UC Divest, SJP Encampment

Editorial: Administration responsible for addressing racist stickers in time

By Editorial Board

May 7, 2015 1:15 a.m.

Administrators’ response to a recent targeted attack against a campus community has been disappointingly neutral and failed to take advantage of an opportunity to address problems concerning race on campus.

Last week, self-made stickers were posted on the bulletin board outside of the Afrikan Student Union and a few other spaces on campus, displaying bigoted and offensive statements concerning the death of Freddie Gray in Baltimore.

Until an interview with the Daily Bruin Editorial Board on Monday, UCLA administration remained strangely silent about the stickers, offering neither a condemnation of the racist act nor a voice of support for the black student community on campus. This slow reaction to the appearance of the stickers is particularly disheartening considering Chancellor Gene Block’s timely responses to other instances of bigotry on campus.

Earlier this year, when offensive posters accusing Students for Justice in Palestine of anti-Semitism were spotted around campus, Block took two days to respond with a campus-wide email.

Block has consistently responded in a timely manner this year to instances of hate or intolerance against the communities involved in the heated debate over UC divestment from companies that some say profit from alleged human rights violations in the West Bank and Gaza Strip.

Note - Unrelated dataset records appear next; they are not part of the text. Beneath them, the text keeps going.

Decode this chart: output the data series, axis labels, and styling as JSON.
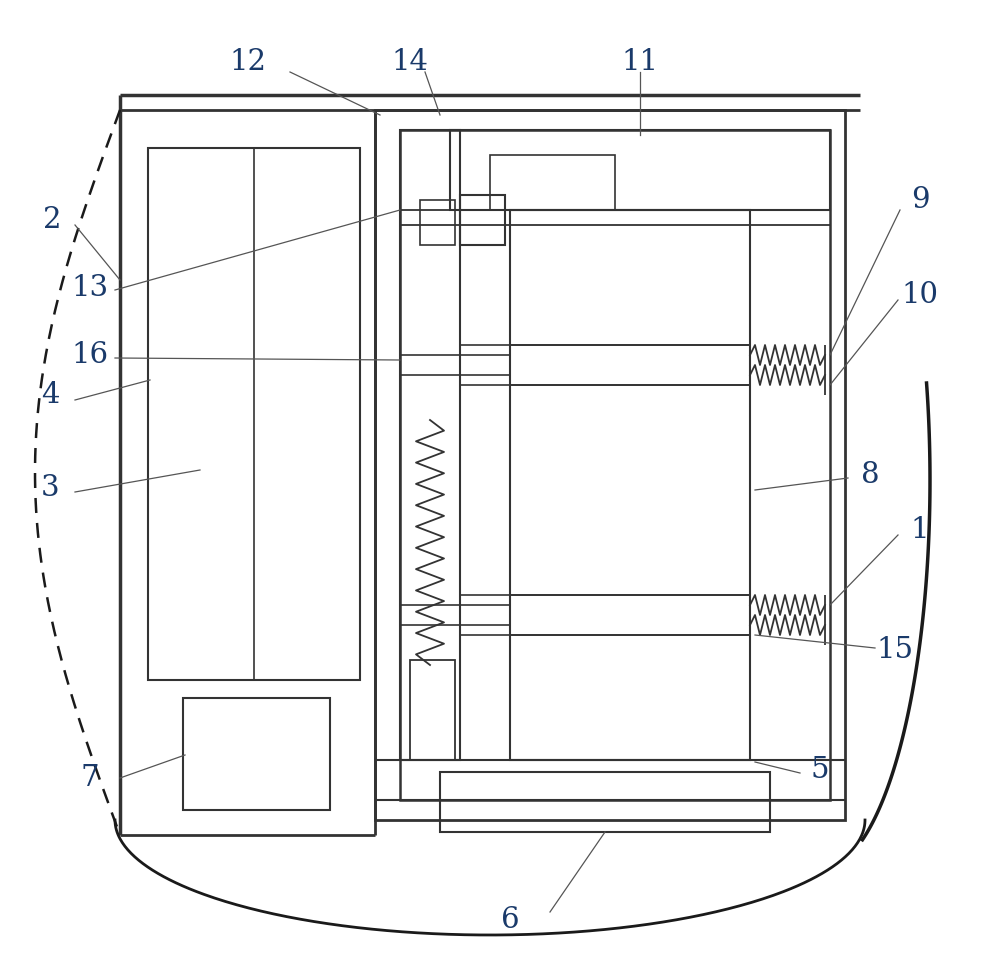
{
  "bg_color": "#ffffff",
  "line_color": "#333333",
  "label_color": "#1a3a6a",
  "fig_width": 10.0,
  "fig_height": 9.76
}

All issues concerning race and ethnicity on campus should be treated with the same level of concern and invoke the same kind action from school administrators.

In his interview Monday with the board, Block said that his decision to not immediately address the racist incident last week stemmed from a desire to avoid drawing attention to the issue. He said that each situation attacking a community on campus merits its own separate response.

But his failure to issue a timely response was a failure to adequately support a community on campus that, as of today, makes up only 4 percent of the entire student body at UCLA. Racist incidents on campus – especially incidents this direct and despicable – cannot and should not be swept under the rug.

During the Editorial Board interview with Block Monday, UCLA Vice Chancellor of Student Affairs Janina Montero provided a letter to the Daily Bruin criticizing the “inflammatory” nature of the stickers. The letter was published in Tuesday’s paper.

Montero’s response came considerably later than students needed and expected, and it also failed to truly condemn the stickers for what they were: an unequivocally bigoted, hateful attack on an already vulnerable and underrepresented campus community.

While the perpetrators of the racist stickers are unknown, the essence of the action must be more adequately addressed. The offending party cannot be identified and therefore cannot be directly disciplined, but the intention behind the episode could and should be more directly tackled by those in power.

This issue is far from over. Just yesterday, yet another round of stickers was found on campus by the Charles E. Young Research Library and Campbell Hall. Their messages targeted the issue of illegal immigration, once again invoking insensitive and damaging rhetoric. The administration has yet to respond to this event.